正月里人来人往,女子每天都起得很早。这天她正在屋里拾掇,一个阴阳怪气的女人边说边走了进来,三十一二岁模样,后面还跟着个十二三岁的男娃娃,个头不比男娃低多少,眼睛明溜溜的,进门就一脸恭敬地说“嫂子好。”说完又偷着瞄了她几眼,不晓得在想些什么。女子认得这女人和男娃娃,一本正经地行礼说“二娘来了,二小也来了。”“林子婆姨,长得跟根小葱似的,小模样可真水灵。呦呦呦,还挺勤快啊,一大早就拾掇屋子呢,可别弄坏了这些瓶瓶罐罐,值不少钱呢。”女人说着就东摸摸西摸摸,看甚都稀罕的模样。平日里男娃跟女子说过“二姨娘是城里白家的姑娘,小门小户,做点儿小买卖,常跟咱家进货,一来二去,就嫁进咱家做了小,这几年没少沾光。”女子也听春花说过“没少从咱铺子里、家里往娘家贩整东西。为人小气得很,啥都想占便宜。一不顺心,就拿伙计们出气,一听到点儿啥,就到处说三道四。最爱道听途说,揭人的短处,说人的不是。真要是叫她捉住人的短处,一天能说八回。”这样的女人,女子可不想招惹,就想离的远远的。“二娘今儿个咋有空到我这儿来串门了,这会儿正忙着,你慢走。”女子语气平淡的说。女人全当没听见,还在那儿自顾自满屋乱转,翻箱倒柜乱瞅,在抽屉里拿出女子平日用的梳子说“好梳子,花梨木的吧。”说着就插在后脑髻上,一点儿不把自己当外人。女子没好气的说“二娘看上就拿去用吧。”说完就不想再答理这女人,拿着换洗衣裳,甩门径直去了后院。二姨娘边往门外走,边悄声嘀咕;“狗眼看人低,都不是甚好人手。”刘瑞听见没好气地说“丢人现眼,还好意思说别人。就你这怂式子,人家能瞧得上咱吗。”话音未落,他就一个人气乎乎地跑出了大院,不见了踪影,急得她娘在后面迈着小脚,也往大门外走。她紧赶慢赶就是赶不上,气喘吁吁地在那儿一个人边走路、边咒骂,也不晓得究竟在骂谁,骂些甚。

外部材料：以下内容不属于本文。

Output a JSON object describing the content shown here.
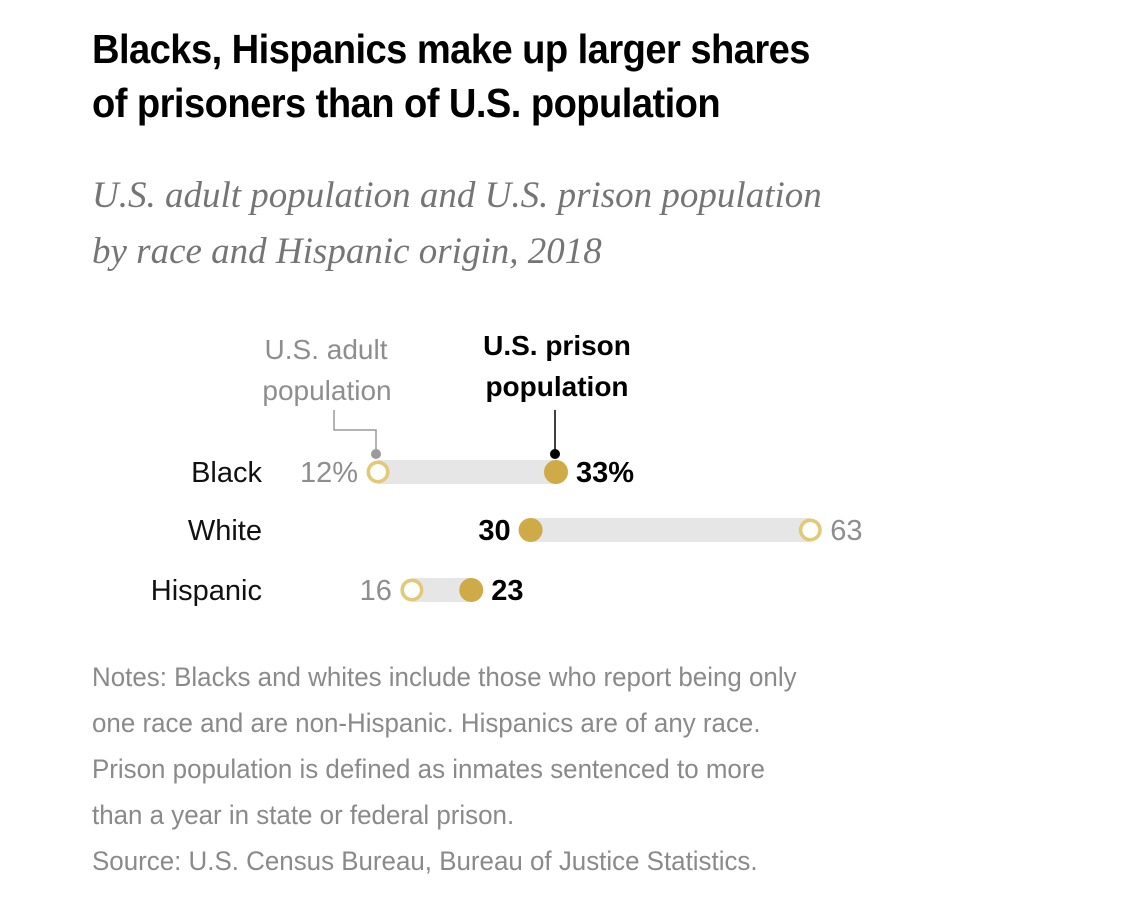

过年人来人往不得闲,好不容易这天没甚人上门,小两口中午吃过饭闲下来在屋里念书,男娃正念一本林徽因的诗文给婆姨听“我挺喜欢林徽因写的东西,文章写得细腻传神,尤其是这篇人间四月天,写得极好,我今儿个给你念念。

我说你是人间的四月天;

笑声点亮四面的风;

轻灵的在春的光艳中舞动。

你是四月天里的云烟,

黄昏吹来风的柔软,

星星在随意的闪烁,

细雨点点洒在花前。

那份轻柔,

那份娉婷,

你是四月天里的温暖,

戴着缀满百花的冠冕,

你是天真,

庄严,

你是夜夜的月圆。

雪化后那片鹅黄,

你像新鲜初放的绿芽,

你是柔嫩喜悦,

水光浮动着你梦中期待的白莲。

你是一树一树的花开,

是燕子在梁间的呢喃,

你是爱,

是暖,

是希望,

你是人间的四月天!”

男娃念得高兴,女子听得入迷,小两口品着个中滋味,其乐融融。“大中午的,不在家好好歇着,还用功呢,念的什么,叫我也听听。”三姐带着姐夫推门进来。